Candidates also ask more difficult questions to search commissions and boards. Mason said the candidates are now more interested in the financial situation of the university, so that they are not surprised when they start a new job.

If college relies heavily on dollars for tuition, “and enrollment drops sharply and you don’t ask to change the budget model, you’ll be in a world of pain,” Mason said.

Potential presidents are also examining the culture and climate of the institution, Mason said, including whether the board is functioning.

Wente, the first woman president of Wake Forest, said she wanted to ensure that board members were united in purpose and vision and had a realistic view of the institution’s future. She also considered the search process itself, she said, including how transparent the search was and how faculty and students were accepted.

The last two years have been a challenging and intense journey.

In addition, she would only consider job offers from institutions that reflect her own values ​​and where she would not be seen as a sign of diversity.

WWhat does all this mean for teachers, staff and students in an institution with a new president or in the viewfinder?

Kevin R. McClure, an associate professor of higher education at the University of North Carolina at Wilmington, said the growing list of job requirements could make it difficult to find a good match between what the board wants and what the candidate really can. to add.

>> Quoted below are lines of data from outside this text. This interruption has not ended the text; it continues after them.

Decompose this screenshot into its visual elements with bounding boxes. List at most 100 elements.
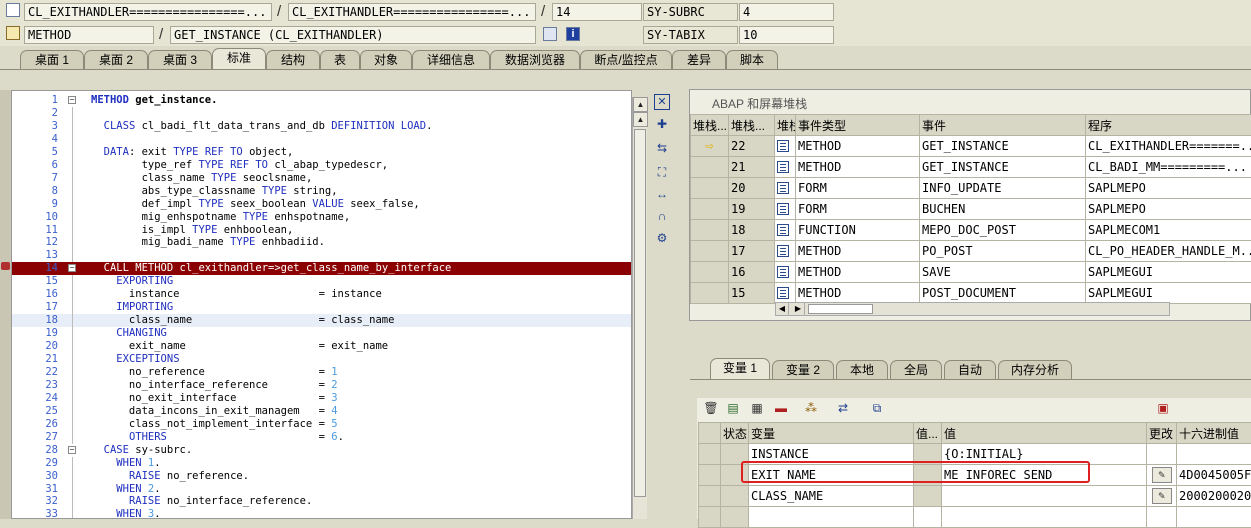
variable-row[interactable]: CLASS_NAME✎2000200020: [699, 486, 1251, 507]
method-field[interactable]: GET_INSTANCE (CL_EXITHANDLER): [170, 26, 536, 44]
stack-detail-cell[interactable]: [775, 283, 796, 304]
code-line[interactable]: 21 EXCEPTIONS: [12, 353, 632, 366]
close-icon[interactable]: ✕: [654, 94, 670, 110]
source-editor[interactable]: 1−METHOD get_instance.23 CLASS cl_badi_f…: [11, 90, 632, 519]
code-line[interactable]: 26 class_not_implement_interface = 5: [12, 418, 632, 431]
stack-detail-icon[interactable]: [777, 245, 789, 257]
var-column-header[interactable]: 更改: [1147, 423, 1177, 444]
stack-detail-icon[interactable]: [777, 224, 789, 236]
settings-icon[interactable]: ⚙: [654, 230, 670, 246]
code-line[interactable]: 2: [12, 107, 632, 120]
stack-column-header[interactable]: 程序: [1086, 115, 1251, 136]
resize-icon[interactable]: ↔: [654, 186, 670, 202]
var-column-header[interactable]: 状态: [721, 423, 749, 444]
stack-row[interactable]: 19FORMBUCHENSAPLMEPO: [691, 199, 1251, 220]
tab-diff[interactable]: 差异: [672, 50, 726, 70]
code-line[interactable]: 22 no_reference = 1: [12, 366, 632, 379]
scroll-thumb[interactable]: [634, 129, 646, 497]
stack-detail-icon[interactable]: [777, 140, 789, 152]
stack-row[interactable]: 15METHODPOST_DOCUMENTSAPLMEGUI: [691, 283, 1251, 304]
code-line[interactable]: 25 data_incons_in_exit_managem = 4: [12, 405, 632, 418]
program-field[interactable]: CL_EXITHANDLER================...: [24, 3, 272, 21]
delete-icon[interactable]: 🗑: [703, 400, 719, 416]
stack-detail-icon[interactable]: [777, 266, 789, 278]
tab-desktop-1[interactable]: 桌面 1: [20, 50, 84, 70]
stack-hscrollbar[interactable]: ◀ ▶: [775, 302, 1170, 316]
tab-objects[interactable]: 对象: [360, 50, 412, 70]
code-line[interactable]: 13: [12, 249, 632, 262]
stack-column-header[interactable]: 堆栈...: [729, 115, 775, 136]
tab-auto[interactable]: 自动: [944, 360, 996, 380]
stack-detail-cell[interactable]: [775, 241, 796, 262]
tab-structure[interactable]: 结构: [266, 50, 320, 70]
code-line[interactable]: 1−METHOD get_instance.: [12, 94, 632, 107]
stack-detail-cell[interactable]: [775, 262, 796, 283]
maximize-icon[interactable]: ⛶: [654, 164, 670, 180]
code-line[interactable]: 12 mig_badi_name TYPE enhbadiid.: [12, 236, 632, 249]
filter-icon[interactable]: ▬: [773, 400, 789, 416]
scroll-up-icon[interactable]: ▲: [633, 97, 648, 112]
stack-column-header[interactable]: 事件类型: [796, 115, 920, 136]
var-change-cell[interactable]: ✎: [1147, 486, 1177, 507]
var-column-header[interactable]: 变量: [749, 423, 914, 444]
code-line[interactable]: 18 class_name = class_name: [12, 314, 632, 327]
code-line[interactable]: 31 WHEN 2.: [12, 483, 632, 496]
breakpoint-icon[interactable]: [1, 262, 10, 270]
transfer-icon[interactable]: ⇄: [835, 400, 851, 416]
stack-scroll-thumb[interactable]: [808, 304, 873, 314]
stack-row[interactable]: 18FUNCTIONMEPO_DOC_POSTSAPLMECOM1: [691, 220, 1251, 241]
code-line[interactable]: 8 abs_type_classname TYPE string,: [12, 185, 632, 198]
code-line[interactable]: 29 WHEN 1.: [12, 457, 632, 470]
var-change-cell[interactable]: [1147, 444, 1177, 465]
pencil-icon[interactable]: ✎: [1152, 488, 1172, 504]
fold-toggle-icon[interactable]: −: [68, 264, 76, 272]
stack-detail-cell[interactable]: [775, 178, 796, 199]
stack-row[interactable]: 17METHODPO_POSTCL_PO_HEADER_HANDLE_M...: [691, 241, 1251, 262]
code-line[interactable]: 6 type_ref TYPE REF TO cl_abap_typedescr…: [12, 159, 632, 172]
tab-data-browser[interactable]: 数据浏览器: [490, 50, 580, 70]
line-number-field[interactable]: 14: [552, 3, 642, 21]
swap-tool-icon[interactable]: ⇆: [654, 140, 670, 156]
type-field[interactable]: METHOD: [24, 26, 154, 44]
code-line[interactable]: 23 no_interface_reference = 2: [12, 379, 632, 392]
tabix-value[interactable]: 10: [739, 26, 834, 44]
save-icon[interactable]: ▣: [1155, 400, 1171, 416]
tab-desktop-3[interactable]: 桌面 3: [148, 50, 212, 70]
editor-scrollbar[interactable]: ▲ ▲: [632, 97, 647, 519]
tab-global[interactable]: 全局: [890, 360, 942, 380]
code-line[interactable]: 33 WHEN 3.: [12, 508, 632, 519]
tab-desktop-2[interactable]: 桌面 2: [84, 50, 148, 70]
stack-row[interactable]: ⇨22METHODGET_INSTANCECL_EXITHANDLER=====…: [691, 136, 1251, 157]
var-column-header[interactable]: 值...: [914, 423, 942, 444]
stack-detail-icon[interactable]: [777, 287, 789, 299]
code-line[interactable]: 30 RAISE no_reference.: [12, 470, 632, 483]
code-line[interactable]: 5 DATA: exit TYPE REF TO object,: [12, 146, 632, 159]
var-value[interactable]: [942, 486, 1147, 507]
group-icon[interactable]: ⁂: [803, 400, 819, 416]
detail-icon[interactable]: ▤: [725, 400, 741, 416]
tab-standard[interactable]: 标准: [212, 48, 266, 70]
var-change-cell[interactable]: ✎: [1147, 465, 1177, 486]
scroll-left-icon[interactable]: ◀: [776, 303, 789, 315]
code-line[interactable]: 16 instance = instance: [12, 288, 632, 301]
code-line[interactable]: 28− CASE sy-subrc.: [12, 444, 632, 457]
breakpoint-gutter[interactable]: [0, 90, 11, 519]
stack-detail-cell[interactable]: [775, 199, 796, 220]
stack-row[interactable]: 20FORMINFO_UPDATESAPLMEPO: [691, 178, 1251, 199]
new-window-icon[interactable]: ⧉: [869, 400, 885, 416]
stack-column-header[interactable]: 事件: [920, 115, 1086, 136]
code-line[interactable]: 32 RAISE no_interface_reference.: [12, 495, 632, 508]
stack-detail-icon[interactable]: [777, 161, 789, 173]
scroll-page-up-icon[interactable]: ▲: [633, 112, 648, 127]
tab-memory-analysis[interactable]: 内存分析: [998, 360, 1072, 380]
code-line[interactable]: 20 exit_name = exit_name: [12, 340, 632, 353]
stack-detail-cell[interactable]: [775, 136, 796, 157]
tab-local[interactable]: 本地: [836, 360, 888, 380]
tab-variables-2[interactable]: 变量 2: [772, 360, 834, 380]
stack-row[interactable]: 21METHODGET_INSTANCECL_BADI_MM=========.…: [691, 157, 1251, 178]
stack-column-header[interactable]: 堆栈...: [691, 115, 729, 136]
pencil-icon[interactable]: ✎: [1152, 467, 1172, 483]
tab-breakpoints[interactable]: 断点/监控点: [580, 50, 672, 70]
tab-details[interactable]: 详细信息: [412, 50, 490, 70]
code-line[interactable]: 19 CHANGING: [12, 327, 632, 340]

In addition, increased scrutiny by boards and candidates is a sign that the scope for management errors is shrinking.

“There may not have been so many screenings in the past because we’ve given leaders more room to learn at work,” McClure said. “The fact is that the boards are not giving this space now, and neither are the campus’ constituencies.”

Most troubling, McClure said, is that as the president’s skills shift from academic leader to manager, the search process may be even less transparent than it is. Boards, often made up of people with business backgrounds and political ties, can rely on their own experience in selecting a leader who has similar skills and experience, he said, while excluding faculty members with experience in education and research.

David Maxwell, an AGB executive and consultant and former president of Drake University, said the board learned during the pandemic that they would resist making decisions without the involvement of a wide range of components. Similarly, the criteria for finding leaders should be the culmination of talks with campus stakeholders, Maxwell said.

“The crisis is a miserable time to find that your management structure isn’t working.”

Audrey Williams June contributed to this report.